Frazier is also (probably) a better hitter than Odor, though with a much different offensive style. Frazier has never been a power guy — his career high in homers is 10, accomplished in both 2018 and 2019 — but he makes a living off of putting the bat on the ball and getting on base. He carries a career .273 batting average and .336 OBP, posting his best numbers in 2021, his lone All-Star season for the Pirates. That year, Frazier was hitting .324 with a .388 OBP through 98 games before Pittsburgh traded him to the Padres, an inflection point that seems to have short-circuited his production ever since.
Playing his home games at San Diego’s Petco Park and Seattle’s T-Mobile Park — the two worst ballparks in MLB for hitters the past three years — saw Frazier’s stats collapse. He batted just .267/.327/.355 in 57 games for the Padres in 2021, then a meager .238/.301/.311 for the Mariners in 2022 after they acquired him in an offseason trade. A change of scenery to Camden Yards should help; Baltimore’s ballpark ranks as the ninth-best for hitters the last three years.
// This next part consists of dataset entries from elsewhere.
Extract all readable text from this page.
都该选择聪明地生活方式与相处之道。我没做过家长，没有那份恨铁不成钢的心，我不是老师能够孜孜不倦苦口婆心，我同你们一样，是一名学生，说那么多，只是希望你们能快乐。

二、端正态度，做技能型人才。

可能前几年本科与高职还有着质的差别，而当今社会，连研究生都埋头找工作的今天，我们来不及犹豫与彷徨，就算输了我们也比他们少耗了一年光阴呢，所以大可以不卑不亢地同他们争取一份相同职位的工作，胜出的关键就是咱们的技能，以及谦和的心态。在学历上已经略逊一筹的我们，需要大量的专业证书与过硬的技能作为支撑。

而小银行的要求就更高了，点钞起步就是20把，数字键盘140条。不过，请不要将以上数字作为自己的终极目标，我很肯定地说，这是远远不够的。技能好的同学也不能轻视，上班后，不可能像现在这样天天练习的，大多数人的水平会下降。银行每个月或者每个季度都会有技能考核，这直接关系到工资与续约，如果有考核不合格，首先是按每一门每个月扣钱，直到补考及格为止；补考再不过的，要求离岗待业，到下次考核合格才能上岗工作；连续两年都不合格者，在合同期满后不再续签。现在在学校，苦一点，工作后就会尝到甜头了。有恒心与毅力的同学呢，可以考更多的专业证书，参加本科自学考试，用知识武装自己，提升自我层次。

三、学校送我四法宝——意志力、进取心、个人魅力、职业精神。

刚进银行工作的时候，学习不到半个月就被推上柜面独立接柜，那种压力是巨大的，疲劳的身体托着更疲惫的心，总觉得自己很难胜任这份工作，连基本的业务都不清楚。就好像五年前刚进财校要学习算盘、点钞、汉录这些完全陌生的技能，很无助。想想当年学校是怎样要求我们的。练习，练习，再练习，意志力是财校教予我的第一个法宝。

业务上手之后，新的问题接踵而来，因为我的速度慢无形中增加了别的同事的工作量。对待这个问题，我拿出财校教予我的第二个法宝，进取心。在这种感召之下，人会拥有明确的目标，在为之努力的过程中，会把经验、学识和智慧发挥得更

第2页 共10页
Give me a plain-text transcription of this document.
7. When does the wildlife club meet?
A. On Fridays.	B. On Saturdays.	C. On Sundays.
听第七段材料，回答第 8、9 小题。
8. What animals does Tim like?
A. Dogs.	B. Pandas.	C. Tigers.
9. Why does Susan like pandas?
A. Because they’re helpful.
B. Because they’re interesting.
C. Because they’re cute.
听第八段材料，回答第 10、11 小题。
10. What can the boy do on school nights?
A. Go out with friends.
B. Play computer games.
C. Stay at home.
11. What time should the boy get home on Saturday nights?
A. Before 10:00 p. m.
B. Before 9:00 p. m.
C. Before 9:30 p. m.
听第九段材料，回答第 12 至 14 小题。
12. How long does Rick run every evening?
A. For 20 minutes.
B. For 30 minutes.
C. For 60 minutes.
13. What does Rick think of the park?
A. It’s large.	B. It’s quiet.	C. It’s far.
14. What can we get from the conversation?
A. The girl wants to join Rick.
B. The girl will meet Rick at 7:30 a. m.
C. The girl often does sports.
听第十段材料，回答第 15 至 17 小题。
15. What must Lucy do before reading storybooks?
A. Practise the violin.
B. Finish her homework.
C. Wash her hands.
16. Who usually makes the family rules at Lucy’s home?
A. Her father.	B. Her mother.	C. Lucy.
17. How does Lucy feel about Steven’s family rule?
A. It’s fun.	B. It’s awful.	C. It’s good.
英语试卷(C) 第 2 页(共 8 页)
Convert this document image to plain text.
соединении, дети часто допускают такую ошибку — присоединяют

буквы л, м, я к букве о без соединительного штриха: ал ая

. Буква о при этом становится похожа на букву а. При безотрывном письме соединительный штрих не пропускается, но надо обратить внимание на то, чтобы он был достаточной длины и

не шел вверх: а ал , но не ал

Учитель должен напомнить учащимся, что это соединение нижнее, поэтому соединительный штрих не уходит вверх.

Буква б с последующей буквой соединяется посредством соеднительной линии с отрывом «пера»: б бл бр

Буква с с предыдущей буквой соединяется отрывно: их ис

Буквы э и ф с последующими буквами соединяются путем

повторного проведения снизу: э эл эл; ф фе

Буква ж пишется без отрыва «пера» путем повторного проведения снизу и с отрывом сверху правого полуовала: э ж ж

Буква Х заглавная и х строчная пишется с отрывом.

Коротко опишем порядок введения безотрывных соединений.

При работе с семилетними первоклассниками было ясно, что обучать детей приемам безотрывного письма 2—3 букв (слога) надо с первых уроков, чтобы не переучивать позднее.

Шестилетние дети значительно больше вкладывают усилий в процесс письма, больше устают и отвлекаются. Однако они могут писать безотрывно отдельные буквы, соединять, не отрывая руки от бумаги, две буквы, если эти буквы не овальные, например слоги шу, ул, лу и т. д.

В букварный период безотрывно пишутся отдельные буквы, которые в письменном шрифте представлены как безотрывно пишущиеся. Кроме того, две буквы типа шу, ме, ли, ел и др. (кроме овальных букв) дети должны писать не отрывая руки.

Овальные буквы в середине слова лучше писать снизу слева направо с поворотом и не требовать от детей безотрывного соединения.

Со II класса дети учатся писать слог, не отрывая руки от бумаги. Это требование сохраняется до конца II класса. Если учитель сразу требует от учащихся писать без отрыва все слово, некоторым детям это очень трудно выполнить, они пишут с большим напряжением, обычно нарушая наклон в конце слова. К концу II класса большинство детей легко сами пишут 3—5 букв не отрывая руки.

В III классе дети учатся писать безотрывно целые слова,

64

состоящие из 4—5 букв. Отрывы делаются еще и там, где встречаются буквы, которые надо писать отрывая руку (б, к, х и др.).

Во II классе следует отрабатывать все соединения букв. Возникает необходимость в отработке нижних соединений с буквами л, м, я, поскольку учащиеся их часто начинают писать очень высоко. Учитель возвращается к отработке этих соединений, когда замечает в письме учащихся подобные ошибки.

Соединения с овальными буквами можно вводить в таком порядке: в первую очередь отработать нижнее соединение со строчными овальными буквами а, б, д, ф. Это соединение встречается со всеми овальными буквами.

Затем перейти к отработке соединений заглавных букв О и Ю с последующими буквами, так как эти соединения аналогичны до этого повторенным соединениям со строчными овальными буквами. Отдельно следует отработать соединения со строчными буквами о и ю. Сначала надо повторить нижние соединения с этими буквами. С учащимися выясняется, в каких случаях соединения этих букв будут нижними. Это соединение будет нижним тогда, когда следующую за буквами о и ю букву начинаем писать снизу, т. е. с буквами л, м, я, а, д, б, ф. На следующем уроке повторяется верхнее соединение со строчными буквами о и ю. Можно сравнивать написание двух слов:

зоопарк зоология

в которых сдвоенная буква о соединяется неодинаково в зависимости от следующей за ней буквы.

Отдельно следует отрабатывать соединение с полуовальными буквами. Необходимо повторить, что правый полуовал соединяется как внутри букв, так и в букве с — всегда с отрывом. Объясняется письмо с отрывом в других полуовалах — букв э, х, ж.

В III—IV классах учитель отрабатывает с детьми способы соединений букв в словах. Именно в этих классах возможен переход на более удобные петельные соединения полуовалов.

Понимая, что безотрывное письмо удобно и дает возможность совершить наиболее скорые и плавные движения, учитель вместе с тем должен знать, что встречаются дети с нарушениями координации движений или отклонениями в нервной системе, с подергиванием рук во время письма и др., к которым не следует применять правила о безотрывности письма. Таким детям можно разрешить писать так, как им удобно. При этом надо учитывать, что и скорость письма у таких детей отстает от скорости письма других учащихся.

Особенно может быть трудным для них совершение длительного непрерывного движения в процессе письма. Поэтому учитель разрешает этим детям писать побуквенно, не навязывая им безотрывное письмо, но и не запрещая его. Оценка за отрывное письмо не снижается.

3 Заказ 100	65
The recent changes to the left-field dimensions shouldn’t particularly hurt Frazier, a left-handed hitter who rarely drives the ball deep to the opposite field.
For his part, Frazier has a plan for how to reverse his offensive freefall, and the Orioles have a plan for how to help him. “It seemed like they’ve done their homework on myself and seems like we kind of view things in a similar manner,” Frazier told reporters after signing with the Birds. “I know it’s in there. It’s just a matter of simplifying a few things.”
For starters, Frazier needs to hit the ball with more authority. Per Statcast, his average exit velocity has declined every year since 2018, dropping to 85.1 mph in 2022, ranking in just the third percentile of MLB hitters. His hard hit percentage, too, has dropped steadily over the last four years, falling from 31.5 percent in 2018 down to 24.5 percent this year. That, too, landed him in the second percentile of MLB. As good as Frazier is at making contact — striking out in only 12.1 percent of his at-bats this year — it’s hard to hit well when the ball is coming off your bat that softly.
Frazier, who turned 31 last week, will get every chance to prove he has something left in the tank. He’ll likely be the Birds’ primary starter at second base against right-handed pitchers, perhaps with spot starts in the outfield as well. If nothing else, O’s hurlers should appreciate Frazier’s glovework at second, which should take a few hits away from opposing batters.
Still, if Frazier doesn’t turn around his recent offensive decline, he might not have as long a leash as his predecessor, Odor, did. The Orioles are now loaded with infielders, with uber-prospect Gunnar Henderson ready for an everyday spot at third base and Gold Glove-caliber shortstop Jorge Mateo entrenched at short. Ramón Urías, a 2022 Gold Glover himself, can play every position on the dirt, and middle-infield prospects Joey Ortiz, Jordan Westburg, and Connor Norby are beating down the door at Triple-A Norfolk. And don’t forget Terrin Vavra, who started 11 games at second base for the Birds this year.
So, yes, it’s a crowded infield picture, even if the recent trade rumors swirling around Mateo ultimately culminate in a deal. I guess it’s what you’d call a good problem to have. Time will tell how Frazier fits into the puzzle.